4 - Destarte, o Meritíssimo Juiz a quo o julgar como julgou, violou de forma clara e inequívoca o princípio do contraditório plasmado no código de processo civil e na Constituição Portuguesa; pelo que a decisão também enferma de inconstitucionalidade; ao decidir como decidiu não contemplou os factos aduzidos pela Recorrente.
5 - Essa omissão influencia nitidamente o desfecho da causa. Na verdade, tais factos não foram levados à discussão e julgamento, violando deste modo o princípio do contraditório.
6 - Não tendo sido objeto de qualquer consideração, nem quanto à sua tempestividade nem quanto às questões nele vertidas, a decisão enferma de nulidade (art.º 615 do CPC).

Termos em que, recebido o presente Recurso de Apelação e sempre com o mui douto suprimento de V. Exas., deverá ser proferido o douto e final Acórdão que declare nula a sentença recorrida em conformidade com as conclusões já aduzidas, anulando todo o processado ulterior à Resposta da Recorrente (…)».

Foi apresentada resposta ao recurso pela Requerente do inventário, pugnando pela confirmação da decisão recorrida.

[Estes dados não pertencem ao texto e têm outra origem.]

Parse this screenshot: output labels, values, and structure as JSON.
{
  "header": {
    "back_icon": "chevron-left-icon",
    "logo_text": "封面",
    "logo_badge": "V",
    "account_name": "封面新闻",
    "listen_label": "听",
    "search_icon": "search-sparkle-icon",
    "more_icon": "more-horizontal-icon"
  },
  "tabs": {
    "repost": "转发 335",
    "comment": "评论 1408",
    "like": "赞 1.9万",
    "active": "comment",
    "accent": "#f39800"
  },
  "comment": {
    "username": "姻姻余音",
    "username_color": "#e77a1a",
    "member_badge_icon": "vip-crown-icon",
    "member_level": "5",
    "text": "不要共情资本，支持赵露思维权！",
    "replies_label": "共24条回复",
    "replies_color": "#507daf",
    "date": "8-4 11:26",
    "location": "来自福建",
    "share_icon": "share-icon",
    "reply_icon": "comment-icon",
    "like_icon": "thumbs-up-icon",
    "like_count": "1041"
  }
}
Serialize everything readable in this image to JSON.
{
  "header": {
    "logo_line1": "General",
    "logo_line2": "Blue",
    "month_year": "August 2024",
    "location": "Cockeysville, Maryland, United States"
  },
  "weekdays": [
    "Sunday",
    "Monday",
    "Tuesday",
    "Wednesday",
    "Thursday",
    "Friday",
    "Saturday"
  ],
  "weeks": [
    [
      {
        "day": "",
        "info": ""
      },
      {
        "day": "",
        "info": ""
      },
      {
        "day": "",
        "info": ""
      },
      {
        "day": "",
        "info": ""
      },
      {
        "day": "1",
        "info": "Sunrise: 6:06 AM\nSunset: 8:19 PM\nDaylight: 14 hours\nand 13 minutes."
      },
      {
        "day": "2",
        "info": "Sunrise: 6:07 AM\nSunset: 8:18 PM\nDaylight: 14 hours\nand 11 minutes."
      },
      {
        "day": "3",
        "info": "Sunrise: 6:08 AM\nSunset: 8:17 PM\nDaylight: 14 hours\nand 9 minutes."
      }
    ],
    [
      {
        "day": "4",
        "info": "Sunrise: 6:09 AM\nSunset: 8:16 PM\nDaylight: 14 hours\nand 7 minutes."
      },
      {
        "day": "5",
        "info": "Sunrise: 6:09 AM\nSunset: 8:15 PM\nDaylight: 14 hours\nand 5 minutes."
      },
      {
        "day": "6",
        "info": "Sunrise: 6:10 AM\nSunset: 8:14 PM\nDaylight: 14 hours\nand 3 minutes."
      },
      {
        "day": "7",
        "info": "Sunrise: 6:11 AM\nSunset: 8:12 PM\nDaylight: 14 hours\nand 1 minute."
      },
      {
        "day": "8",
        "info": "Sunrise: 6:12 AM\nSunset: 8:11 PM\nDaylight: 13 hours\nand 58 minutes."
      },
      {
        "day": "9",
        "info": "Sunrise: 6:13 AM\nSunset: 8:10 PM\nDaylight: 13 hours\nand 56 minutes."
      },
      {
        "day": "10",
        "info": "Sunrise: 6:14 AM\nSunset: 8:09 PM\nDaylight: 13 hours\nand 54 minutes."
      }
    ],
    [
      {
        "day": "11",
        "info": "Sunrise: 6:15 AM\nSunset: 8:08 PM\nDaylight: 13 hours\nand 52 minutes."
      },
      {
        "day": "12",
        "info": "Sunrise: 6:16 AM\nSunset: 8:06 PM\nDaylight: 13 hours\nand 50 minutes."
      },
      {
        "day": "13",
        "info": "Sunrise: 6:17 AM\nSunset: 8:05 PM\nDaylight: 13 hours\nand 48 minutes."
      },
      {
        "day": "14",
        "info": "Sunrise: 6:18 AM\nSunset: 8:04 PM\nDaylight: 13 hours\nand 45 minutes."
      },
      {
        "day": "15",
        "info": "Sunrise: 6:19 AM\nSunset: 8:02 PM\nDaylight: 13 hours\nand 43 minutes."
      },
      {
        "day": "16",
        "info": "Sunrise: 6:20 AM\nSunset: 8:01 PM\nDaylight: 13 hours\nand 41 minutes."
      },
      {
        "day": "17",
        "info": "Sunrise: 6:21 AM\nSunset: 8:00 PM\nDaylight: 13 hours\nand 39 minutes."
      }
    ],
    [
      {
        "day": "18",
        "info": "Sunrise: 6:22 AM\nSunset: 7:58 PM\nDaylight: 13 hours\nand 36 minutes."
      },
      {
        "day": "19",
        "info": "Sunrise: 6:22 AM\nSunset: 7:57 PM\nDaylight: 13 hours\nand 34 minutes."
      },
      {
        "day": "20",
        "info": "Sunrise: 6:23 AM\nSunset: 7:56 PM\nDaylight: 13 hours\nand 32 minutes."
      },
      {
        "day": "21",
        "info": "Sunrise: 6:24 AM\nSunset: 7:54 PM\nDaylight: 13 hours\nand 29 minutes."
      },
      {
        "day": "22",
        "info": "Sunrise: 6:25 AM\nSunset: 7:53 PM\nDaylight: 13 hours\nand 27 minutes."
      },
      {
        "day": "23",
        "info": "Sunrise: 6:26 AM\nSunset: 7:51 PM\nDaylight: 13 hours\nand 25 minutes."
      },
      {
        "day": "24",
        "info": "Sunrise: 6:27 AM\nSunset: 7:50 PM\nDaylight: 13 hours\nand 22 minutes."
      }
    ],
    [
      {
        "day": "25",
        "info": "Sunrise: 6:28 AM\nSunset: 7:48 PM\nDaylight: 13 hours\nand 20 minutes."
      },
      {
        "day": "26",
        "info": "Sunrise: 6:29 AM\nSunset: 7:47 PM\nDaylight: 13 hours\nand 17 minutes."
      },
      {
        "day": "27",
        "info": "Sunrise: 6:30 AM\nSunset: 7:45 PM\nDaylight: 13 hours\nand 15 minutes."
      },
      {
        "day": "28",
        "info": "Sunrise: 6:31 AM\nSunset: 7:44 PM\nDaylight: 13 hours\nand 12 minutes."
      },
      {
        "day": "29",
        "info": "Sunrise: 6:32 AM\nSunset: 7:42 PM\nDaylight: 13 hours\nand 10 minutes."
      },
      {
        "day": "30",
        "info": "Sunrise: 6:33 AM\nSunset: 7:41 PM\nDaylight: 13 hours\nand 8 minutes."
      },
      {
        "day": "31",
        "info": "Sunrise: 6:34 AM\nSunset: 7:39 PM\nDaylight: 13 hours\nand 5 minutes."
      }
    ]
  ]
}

O recurso foi admitido por despacho de 19-05-2023 (Ref.ª 97216873) e foi dado cumprimento ao disposto no artigo 641.º, n.º 7, do CPC.

II- OBJETO DO RECURSO
Delimitado o objeto do recurso pelas conclusões apresentadas, sem prejuízo das questões que sejam de conhecimento oficioso e daquelas cuja decisão fique prejudicada pela solução dada a outras (artigos 635.º, n.ºs 3 e 4, 639.º, n.º 1 e 608.º, n.º 2, do CPC), não estando o tribunal obrigado a apreciar todos os argumentos apresentados pelas partes para sustentar os seus pontos de vista, sendo o julgador livre na interpretação e aplicação do direito (artigo 5.º, n.º 3, do CPC), as questões a decidir no recurso são as seguintes:
- Nulidade da decisão
- Violação do princípio do contraditório e inconstitucionalidade da decisão

III- OS FACTOS
1.ª instância proferiu a seguinte decisão de facto:
« A)Factos provados
Em face da posição expressa pelas partes nos respectivos articulados e prova constantes dos autos, consideram-se provados os seguintes factos, com interesse para o âmbito da reclamação:
1) AA e BB contraíram matrimónio em 17/12/2012.
2) AA faleceu no dia 22/12/2017, no estado de casado, sob o regime imperativo de separação de bens, com BB.
3) O regime de bens desse casamento derivou da idade do inventariado, com 89 anos ao momento da celebração do matrimónio.
4) AA deixou testamento público de 28/07/2015, no qual expressou a seguinte vontade:
(…) Que pelo presente testamento lega, por conta da sua quota disponível, a sua referida esposa BB (…) o prédio urbano, destinado a habitação, sito na Avenida, Cabanas, freguesia de Quinta do Anjo, Concelho de Palmela, inscrito na matriz sob o artigoda referida freguesia.”
5) O prédio urbano, sito na Avenida …, Cabanas, freguesia da Quinta do Anjo, descrita na Conservatória do Registo Predial de Palmela, sob o nº … da citada freguesia, inscrito na respectiva matiz predial urbana sob o artigo …, foi inscrito em registo, a favor do inventariado, em 06/07/2012, por partilha da herança deixada por óbito da sua pré-falecida esposa, FF.
6) Tal prédio foi inscrito em registo a favor de BB, em 05/01/2018, por conta do aludido em 4).
7) Após a celebração do matrimónio com BB, o inventariado e a sua esposa passaram a fazer uso, em comum, das contas bancárias tituladas pelo inventariado.
8) Ambos procediam, através dessas contas, à realização de pagamentos de bens e de serviços, transferências e levantamentos em numerário em benefício de ambos para suportarem as despesas de saúde, do sustento da vida corrente e de recreio do casal.
9) O referido em 7) e 8) sucedeu até ao óbito do inventariado.
10) CC é filha de AA e de FF.
11) Em 10/02/1992, AA e sua primeira esposa, FF, celebraram escritura pública de doação, através da qual, declararam doar à neta de ambos, EE, por conta das suas quotas disponíveis e livre de ónus ou encargos, o prédio composto por lote de terreno para construção urbana sito na Quinta da Torre, freguesia de Quinta do Anjo, concelho de Palmela, descrito na Conservatório do Registo Predial de Palmela sob o número …, então inscrito sob o artigo …, a que atribuíram o valor de 1.000.000$00 (um milhão de escudos).
12) No acto, EE declarou aceitar a referida doação.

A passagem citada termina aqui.